SELFIEs can also be featurized. This is very helpful for turning SELFIE strings into numerical inputs for machine learning models. You have to first have a defined list of SELFIEs strings. This can either be an explicitly defined list as shown below or a SELFIEs list created from a list of SMILEs. Next you extract the alphabet (the unique symbols) used in the list. Next you calculate the padding which is found from the maximum SELFIE string length. This makes sure that all the encoded sequences are the same size. Next you map each alphabet symbol to a unique integer index. The sf.selfies_to_encoding function then encodes all the SELFIE strings.

In [None]:
# https://github.com/aspuru-guzik-group/selfies#integer-and-one-hot-encoding-selfies
dataset = ["[C][O][C]", "[F][C][F]", "[O][=O]", "[C][C][O][C][C]"]
alphabet = sf.get_alphabet_from_selfies(dataset)
alphabet.add("[nop]")  # [nop] is a special padding symbol
alphabet = list(sorted(alphabet))  # ['[=O]', '[C]', '[F]', '[O]', '[nop]']

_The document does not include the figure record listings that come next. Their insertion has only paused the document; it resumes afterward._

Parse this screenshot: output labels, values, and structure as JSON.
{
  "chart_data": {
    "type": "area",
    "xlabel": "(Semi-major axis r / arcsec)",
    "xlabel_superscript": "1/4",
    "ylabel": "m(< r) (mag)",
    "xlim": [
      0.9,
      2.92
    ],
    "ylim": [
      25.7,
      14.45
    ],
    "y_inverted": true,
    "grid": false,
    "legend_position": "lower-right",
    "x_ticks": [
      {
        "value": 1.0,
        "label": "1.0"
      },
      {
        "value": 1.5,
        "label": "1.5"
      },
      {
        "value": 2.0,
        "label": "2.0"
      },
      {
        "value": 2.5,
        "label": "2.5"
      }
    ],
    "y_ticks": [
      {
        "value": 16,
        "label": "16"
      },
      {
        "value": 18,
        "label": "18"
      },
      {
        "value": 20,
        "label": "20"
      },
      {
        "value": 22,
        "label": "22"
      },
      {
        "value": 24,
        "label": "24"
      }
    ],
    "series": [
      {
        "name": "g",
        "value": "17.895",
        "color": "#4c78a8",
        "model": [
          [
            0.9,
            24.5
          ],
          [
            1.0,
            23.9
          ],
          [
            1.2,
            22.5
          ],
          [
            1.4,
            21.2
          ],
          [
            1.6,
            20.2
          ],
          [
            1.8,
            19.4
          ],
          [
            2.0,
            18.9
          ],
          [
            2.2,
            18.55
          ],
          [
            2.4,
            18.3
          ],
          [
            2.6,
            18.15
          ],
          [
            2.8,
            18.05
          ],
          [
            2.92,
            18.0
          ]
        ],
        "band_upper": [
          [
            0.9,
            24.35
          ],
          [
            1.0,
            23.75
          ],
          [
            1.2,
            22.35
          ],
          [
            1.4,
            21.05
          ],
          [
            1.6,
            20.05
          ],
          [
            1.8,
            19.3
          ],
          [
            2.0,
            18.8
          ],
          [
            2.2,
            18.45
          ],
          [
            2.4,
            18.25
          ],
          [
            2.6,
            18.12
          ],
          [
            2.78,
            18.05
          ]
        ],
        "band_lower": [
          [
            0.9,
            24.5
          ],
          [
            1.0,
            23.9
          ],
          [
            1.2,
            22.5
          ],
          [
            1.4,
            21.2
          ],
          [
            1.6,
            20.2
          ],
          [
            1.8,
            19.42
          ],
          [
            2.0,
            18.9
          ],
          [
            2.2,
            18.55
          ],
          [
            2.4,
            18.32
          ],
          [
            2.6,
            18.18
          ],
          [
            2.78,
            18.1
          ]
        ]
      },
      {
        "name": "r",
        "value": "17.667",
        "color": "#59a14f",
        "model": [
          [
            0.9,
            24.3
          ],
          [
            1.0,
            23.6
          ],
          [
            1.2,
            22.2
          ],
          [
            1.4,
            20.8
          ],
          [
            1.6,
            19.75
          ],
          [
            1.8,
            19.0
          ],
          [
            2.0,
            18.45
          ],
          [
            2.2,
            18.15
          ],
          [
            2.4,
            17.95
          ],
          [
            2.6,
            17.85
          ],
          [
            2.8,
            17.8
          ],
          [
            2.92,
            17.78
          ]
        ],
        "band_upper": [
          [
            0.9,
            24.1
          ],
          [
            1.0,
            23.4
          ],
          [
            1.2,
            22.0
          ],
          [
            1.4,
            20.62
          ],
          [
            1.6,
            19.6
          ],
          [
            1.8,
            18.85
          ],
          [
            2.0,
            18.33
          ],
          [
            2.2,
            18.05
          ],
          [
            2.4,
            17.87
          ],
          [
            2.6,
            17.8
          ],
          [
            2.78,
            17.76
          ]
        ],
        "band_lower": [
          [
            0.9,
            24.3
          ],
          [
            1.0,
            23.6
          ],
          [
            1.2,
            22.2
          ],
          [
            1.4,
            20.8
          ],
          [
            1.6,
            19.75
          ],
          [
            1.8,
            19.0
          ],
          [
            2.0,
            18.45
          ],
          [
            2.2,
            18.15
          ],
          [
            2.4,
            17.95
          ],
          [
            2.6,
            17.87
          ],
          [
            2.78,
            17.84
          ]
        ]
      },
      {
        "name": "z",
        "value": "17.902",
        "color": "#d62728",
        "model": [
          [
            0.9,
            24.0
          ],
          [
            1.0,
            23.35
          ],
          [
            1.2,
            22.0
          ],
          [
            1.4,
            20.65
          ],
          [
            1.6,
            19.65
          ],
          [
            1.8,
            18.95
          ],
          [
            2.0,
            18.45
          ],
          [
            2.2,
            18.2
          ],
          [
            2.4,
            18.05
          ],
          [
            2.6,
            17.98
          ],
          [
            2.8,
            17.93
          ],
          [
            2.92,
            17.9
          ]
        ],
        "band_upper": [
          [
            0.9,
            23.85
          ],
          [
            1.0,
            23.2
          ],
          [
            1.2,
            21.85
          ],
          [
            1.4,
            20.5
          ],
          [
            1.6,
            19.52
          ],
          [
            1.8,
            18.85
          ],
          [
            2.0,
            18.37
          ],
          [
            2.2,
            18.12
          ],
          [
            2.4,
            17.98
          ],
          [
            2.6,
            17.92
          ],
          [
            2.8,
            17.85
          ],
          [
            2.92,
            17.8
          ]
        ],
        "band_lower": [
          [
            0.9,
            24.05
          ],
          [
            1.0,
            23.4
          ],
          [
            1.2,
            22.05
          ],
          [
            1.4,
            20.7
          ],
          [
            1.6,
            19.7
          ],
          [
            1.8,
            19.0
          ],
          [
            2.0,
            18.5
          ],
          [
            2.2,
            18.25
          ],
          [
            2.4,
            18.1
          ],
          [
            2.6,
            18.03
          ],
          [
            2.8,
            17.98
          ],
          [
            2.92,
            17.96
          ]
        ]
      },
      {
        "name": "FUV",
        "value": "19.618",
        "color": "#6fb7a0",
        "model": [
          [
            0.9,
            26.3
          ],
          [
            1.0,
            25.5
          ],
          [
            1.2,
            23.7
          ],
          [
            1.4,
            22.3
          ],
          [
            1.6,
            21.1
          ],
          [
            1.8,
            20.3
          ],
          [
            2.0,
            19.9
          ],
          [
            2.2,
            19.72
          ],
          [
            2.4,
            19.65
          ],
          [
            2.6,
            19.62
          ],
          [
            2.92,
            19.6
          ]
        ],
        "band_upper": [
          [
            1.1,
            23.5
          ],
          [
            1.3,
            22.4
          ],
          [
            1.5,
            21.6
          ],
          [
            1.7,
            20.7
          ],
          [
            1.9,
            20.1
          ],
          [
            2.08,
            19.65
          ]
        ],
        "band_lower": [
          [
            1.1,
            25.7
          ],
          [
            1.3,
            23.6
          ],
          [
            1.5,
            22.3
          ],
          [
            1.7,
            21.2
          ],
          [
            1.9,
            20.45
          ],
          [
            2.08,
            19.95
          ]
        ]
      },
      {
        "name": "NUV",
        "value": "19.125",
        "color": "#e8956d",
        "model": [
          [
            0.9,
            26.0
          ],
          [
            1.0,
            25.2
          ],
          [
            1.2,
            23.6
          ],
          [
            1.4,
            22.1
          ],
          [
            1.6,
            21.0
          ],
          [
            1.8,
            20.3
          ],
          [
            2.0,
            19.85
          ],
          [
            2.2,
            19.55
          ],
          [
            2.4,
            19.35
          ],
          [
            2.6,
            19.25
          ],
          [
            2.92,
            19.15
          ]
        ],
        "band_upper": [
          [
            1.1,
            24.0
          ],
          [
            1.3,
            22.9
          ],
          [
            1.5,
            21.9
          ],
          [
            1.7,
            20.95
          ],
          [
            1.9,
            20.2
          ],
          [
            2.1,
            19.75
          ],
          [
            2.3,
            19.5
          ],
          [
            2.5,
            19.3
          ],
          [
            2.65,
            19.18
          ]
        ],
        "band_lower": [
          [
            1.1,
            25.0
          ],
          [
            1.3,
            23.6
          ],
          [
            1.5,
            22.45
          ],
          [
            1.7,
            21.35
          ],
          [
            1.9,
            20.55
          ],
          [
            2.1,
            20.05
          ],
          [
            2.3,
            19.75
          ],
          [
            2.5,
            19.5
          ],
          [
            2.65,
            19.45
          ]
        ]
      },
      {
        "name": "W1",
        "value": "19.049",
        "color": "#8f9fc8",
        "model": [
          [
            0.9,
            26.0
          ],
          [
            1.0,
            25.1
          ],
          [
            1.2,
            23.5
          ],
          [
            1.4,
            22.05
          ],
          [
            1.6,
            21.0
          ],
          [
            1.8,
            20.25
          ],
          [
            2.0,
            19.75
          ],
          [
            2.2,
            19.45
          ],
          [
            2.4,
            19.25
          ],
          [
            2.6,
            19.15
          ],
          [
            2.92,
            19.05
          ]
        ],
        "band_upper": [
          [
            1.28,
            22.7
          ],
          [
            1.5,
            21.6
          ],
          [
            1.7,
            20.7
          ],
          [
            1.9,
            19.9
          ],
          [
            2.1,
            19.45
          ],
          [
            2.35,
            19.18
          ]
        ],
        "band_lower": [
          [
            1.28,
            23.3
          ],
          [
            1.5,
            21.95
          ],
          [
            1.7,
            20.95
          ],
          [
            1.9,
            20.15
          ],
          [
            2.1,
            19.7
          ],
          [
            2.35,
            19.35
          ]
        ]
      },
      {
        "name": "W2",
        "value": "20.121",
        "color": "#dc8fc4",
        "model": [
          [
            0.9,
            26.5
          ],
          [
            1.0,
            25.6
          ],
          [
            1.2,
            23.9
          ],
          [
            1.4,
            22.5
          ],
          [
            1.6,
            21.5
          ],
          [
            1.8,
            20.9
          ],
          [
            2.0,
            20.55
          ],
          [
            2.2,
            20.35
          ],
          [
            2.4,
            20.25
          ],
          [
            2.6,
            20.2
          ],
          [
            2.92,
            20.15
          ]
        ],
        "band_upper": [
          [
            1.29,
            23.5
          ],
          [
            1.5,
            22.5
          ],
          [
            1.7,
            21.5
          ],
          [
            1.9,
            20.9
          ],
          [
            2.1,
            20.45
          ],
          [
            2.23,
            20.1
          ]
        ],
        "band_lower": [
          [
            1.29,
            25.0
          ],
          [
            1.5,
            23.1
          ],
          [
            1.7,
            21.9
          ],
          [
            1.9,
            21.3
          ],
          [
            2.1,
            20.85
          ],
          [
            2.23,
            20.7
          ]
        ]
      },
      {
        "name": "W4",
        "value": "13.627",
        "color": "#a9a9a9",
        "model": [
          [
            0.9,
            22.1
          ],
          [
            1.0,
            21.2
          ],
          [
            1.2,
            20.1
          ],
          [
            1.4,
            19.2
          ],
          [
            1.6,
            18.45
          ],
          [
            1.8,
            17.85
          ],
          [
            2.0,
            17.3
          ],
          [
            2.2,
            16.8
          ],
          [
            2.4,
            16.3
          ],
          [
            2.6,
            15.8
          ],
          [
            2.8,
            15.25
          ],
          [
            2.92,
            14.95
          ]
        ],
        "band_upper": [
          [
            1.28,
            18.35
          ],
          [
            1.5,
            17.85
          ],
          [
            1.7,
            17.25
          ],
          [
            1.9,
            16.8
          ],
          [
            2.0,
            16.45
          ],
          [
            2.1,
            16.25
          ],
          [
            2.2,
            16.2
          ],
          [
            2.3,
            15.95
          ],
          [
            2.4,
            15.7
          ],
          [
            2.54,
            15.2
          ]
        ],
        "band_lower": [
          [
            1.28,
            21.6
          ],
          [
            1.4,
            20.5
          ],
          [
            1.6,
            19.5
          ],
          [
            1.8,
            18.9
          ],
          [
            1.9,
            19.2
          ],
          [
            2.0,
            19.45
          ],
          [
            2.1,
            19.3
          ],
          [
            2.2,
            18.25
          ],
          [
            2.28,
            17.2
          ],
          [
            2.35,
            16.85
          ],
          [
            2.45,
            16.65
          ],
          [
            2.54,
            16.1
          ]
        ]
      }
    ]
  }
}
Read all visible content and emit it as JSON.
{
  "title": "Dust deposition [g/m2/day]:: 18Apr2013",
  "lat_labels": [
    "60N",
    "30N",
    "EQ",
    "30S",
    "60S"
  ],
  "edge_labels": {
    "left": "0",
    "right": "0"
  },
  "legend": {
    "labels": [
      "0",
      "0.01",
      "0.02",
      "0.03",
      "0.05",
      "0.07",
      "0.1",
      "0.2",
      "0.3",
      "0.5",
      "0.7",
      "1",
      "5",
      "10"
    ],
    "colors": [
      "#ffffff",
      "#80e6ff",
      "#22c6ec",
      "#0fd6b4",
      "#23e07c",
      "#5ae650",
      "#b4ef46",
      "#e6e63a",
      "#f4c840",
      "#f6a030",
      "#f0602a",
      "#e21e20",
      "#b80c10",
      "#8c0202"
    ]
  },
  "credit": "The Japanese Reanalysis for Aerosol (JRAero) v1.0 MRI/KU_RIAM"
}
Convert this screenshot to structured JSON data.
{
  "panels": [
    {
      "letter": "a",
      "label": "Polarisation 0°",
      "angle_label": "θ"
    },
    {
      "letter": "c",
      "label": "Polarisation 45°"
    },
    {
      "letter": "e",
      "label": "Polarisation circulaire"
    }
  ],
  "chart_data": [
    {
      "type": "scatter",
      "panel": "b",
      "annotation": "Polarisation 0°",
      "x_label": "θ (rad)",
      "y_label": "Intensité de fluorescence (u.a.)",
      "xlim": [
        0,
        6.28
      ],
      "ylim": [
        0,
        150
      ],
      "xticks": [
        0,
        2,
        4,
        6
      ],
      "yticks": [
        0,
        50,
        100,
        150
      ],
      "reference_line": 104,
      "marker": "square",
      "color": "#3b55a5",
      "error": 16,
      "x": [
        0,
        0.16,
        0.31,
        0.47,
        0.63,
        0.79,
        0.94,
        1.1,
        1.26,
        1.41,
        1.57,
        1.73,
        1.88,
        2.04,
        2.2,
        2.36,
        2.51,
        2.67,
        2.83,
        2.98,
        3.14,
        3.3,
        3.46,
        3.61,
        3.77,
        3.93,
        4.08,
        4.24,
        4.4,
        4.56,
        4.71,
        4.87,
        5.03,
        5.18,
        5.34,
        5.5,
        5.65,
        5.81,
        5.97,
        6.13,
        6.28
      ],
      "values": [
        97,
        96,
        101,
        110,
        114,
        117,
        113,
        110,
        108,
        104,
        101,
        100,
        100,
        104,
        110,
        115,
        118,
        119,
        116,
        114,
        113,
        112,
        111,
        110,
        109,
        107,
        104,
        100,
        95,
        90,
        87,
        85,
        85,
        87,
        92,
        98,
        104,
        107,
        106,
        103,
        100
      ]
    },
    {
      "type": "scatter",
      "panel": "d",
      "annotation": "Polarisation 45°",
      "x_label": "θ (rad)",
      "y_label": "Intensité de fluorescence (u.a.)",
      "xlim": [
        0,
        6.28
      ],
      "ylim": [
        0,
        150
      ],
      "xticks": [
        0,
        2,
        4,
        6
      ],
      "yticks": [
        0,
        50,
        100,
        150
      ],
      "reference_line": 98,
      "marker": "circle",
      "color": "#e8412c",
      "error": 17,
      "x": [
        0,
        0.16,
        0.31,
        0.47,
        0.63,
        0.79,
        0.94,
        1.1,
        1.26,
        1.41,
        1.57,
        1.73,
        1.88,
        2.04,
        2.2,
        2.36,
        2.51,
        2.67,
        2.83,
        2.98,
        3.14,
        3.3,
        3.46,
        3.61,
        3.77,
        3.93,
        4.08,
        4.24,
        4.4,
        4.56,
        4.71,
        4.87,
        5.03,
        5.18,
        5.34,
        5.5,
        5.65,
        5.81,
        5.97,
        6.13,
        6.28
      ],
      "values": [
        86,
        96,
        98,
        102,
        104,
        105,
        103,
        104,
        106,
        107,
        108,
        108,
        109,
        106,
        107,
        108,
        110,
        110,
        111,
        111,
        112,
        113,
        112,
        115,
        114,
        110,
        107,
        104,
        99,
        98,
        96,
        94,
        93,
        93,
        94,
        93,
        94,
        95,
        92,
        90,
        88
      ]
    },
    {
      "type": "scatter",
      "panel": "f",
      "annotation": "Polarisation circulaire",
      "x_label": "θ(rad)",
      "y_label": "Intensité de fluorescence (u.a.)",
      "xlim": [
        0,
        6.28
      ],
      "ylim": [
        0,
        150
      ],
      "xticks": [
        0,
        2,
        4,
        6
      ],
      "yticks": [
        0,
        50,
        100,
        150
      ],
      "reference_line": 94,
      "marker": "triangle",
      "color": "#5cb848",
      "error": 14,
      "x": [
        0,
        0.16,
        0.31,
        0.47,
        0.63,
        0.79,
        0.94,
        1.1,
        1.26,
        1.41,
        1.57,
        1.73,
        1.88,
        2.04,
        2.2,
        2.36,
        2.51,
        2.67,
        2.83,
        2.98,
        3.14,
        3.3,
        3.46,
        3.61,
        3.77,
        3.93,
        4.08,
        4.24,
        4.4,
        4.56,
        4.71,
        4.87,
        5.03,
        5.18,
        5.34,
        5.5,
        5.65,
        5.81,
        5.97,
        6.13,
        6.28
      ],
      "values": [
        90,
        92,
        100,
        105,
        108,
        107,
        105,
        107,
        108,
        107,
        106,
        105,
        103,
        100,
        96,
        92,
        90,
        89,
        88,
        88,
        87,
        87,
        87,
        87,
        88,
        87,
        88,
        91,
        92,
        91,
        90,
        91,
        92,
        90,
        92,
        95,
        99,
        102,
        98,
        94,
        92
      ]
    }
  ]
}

pad_to_len = max(sf.len_selfies(s) for s in dataset)  # 5
symbol_to_idx = {s: i for i, s in enumerate(alphabet)}

dimethyl_ether = dataset[0]  # [C][O][C]

label, one_hot = sf.selfies_to_encoding(
   selfies=dimethyl_ether,
   vocab_stoi=symbol_to_idx,
   pad_to_len=pad_to_len,
   enc_type="both"
)
print(label, one_hot)

[1, 3, 1, 4, 4] [[0, 1, 0, 0, 0], [0, 0, 0, 1, 0], [0, 1, 0, 0, 0], [0, 0, 0, 0, 1], [0, 0, 0, 0, 1]]


## Try It Yourself!

- Using DeepChem load the thermosol dataset (use the documentation)
- Using PubChemPy extract the molecular weight, atom stereo count, covalent unit count, and the isotope atom count and throw the DeepChem SMILEs strings, PubChemPy properties, and the target values into a dataframe
- Next, featurize the SMILEs string with a OneHotFeaturizer
- Lastly, split the data into train/test/validation splits and train a random forest model on the data. Print the mean accuracy error score.